Interesting Facts about Vacuum Cleaner

Here are some interesting facts about vacuum cleaners and their history:

  • Some of the earliest home vacuum cleaners needed two people to operate them - one to vacuum and push or pull the heavy machinery.
  • Vacuum Cleaner Manufacturers Association says that 98% of households in America have a vacuum cleaner.
  • One of the pieces of advice for cleaning carpets was to sprinkle a carpet with tea leaves before vacuum cleaners. The idea was that this attracted dust and dirt to the surface and made it ready to be swept. It didn’t work.
  • America's first female corporate CEO was Anna Bissell, who took over the job after her husband Melville Bissell died. She was the CEO of BISSELL Company, which manufactured carpet sweepers - predecessors of vacuum cleaners.
  • Brushes on the attachment of a vacuum cleaner do most of the cleaning.
  • Some modern vacuum cleaners can vacuum water and liquids. Earlier cleaners couldn’t do that (or they could but for a short time, and then they would explode.)
  • There are vacuum cleaners equipped with sensors that tell when a surface has been sufficiently cleaned.
  • Rambo Amadeus, a Belgrade-based Montenegrin singer-songwriter, sometimes makes performances that include playing on household appliances, predominant vacuum cleaners.
  • The first museum of vacuum cleaners was opened in St.
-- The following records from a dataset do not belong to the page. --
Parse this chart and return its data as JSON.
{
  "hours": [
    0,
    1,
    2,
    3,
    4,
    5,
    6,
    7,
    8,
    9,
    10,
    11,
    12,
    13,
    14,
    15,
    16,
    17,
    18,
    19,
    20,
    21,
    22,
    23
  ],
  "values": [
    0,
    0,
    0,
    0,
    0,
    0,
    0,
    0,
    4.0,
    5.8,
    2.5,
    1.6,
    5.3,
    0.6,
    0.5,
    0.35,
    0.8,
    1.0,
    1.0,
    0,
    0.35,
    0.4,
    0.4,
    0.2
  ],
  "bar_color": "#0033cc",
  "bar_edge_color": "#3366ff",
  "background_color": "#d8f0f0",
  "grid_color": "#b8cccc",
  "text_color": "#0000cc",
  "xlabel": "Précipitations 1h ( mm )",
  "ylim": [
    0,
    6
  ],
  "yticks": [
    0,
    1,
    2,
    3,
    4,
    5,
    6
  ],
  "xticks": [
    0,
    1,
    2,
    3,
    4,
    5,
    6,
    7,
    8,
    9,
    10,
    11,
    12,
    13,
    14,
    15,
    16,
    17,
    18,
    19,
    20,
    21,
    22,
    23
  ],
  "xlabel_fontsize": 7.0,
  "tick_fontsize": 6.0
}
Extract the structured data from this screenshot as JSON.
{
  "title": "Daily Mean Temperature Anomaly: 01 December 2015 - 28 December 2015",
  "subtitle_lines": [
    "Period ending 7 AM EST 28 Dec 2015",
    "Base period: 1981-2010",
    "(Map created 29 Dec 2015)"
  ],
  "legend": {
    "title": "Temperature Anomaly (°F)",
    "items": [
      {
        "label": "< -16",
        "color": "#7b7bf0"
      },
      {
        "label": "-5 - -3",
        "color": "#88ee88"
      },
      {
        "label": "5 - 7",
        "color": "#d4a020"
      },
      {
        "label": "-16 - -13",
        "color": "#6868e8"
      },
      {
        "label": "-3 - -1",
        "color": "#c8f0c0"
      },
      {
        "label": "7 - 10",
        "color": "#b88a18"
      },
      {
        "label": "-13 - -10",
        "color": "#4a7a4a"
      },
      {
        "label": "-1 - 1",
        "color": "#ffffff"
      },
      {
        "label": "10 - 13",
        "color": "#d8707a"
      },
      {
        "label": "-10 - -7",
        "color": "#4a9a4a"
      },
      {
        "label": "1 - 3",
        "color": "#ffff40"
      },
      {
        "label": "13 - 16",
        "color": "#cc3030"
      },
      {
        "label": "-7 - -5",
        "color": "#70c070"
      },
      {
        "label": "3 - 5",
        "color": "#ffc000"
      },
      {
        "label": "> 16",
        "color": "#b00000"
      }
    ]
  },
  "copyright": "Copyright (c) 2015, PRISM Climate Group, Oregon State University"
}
James, Missouri.
  • The first iron lung was made in 1927 and consisted of one electric motor and two vacuum cleaners.
  • The first vacuum cleaner was powered manually, and it used bellows to create a vacuum. It was invented in the 1860s by Daniel Hess of West Union, Iowa.
Picture Of Omega Hover Vacuum Cleaner From The Sixties
  • John S. Thurman invented the first cleaner powered by the machine. It was so big that it had to be moved on a horse-drawn wagon, and it didn’t suck the dust but blew it into a receptacle.
  • When Hubert Cecil Booth from England saw Thurman’s machine, he immediately thought of a better principle on which a cleaner could work - vacuum. He tested the idea in a restaurant where he laid a handkerchief on the seat of a chair. He pressed his mouth to the handkerchief and sucked the air. He saw that plenty of dust has gathered on the cloth, which acted as a filter, and knew that he has the right idea.
  • Booth vacuum cleaner was so big that it could not enter the buildings that it cleaned. Its pipes that sucked the air were protruded through the building's windows and inside operated by uniformed operators. Booth concentrated on central vacuum systems, which integrated with the building and where pipes are in walls and conducted to each building room.
  • Vacuum cleaners are commonly called “Hoovers” in the United States by William Henry Hoover. He bought rights to manufacture and sell James Murray Spangler's invention - the first portable vacuum cleaner powered by a motor.
  • The first vacuum cleaner to stand on metal sleds (something which will later become standard for some types of vacuums) was made by the Swedish company Electrolux in 1921 and was called Lux V.
  • Woman from Kent bought an Electrolux vacuum cleaner in the 1930s and used it until 2008 when it blew up in the middle of the work. Electrolux gave her a new model.
  • Although robotic vacuum cleaners work well and keep the house cleaner, they cannot replace cleaning with standard vacuum cleaners.
  • Hoover successfully sold his vacuum cleaner because he offered ten days free trial for interested customers.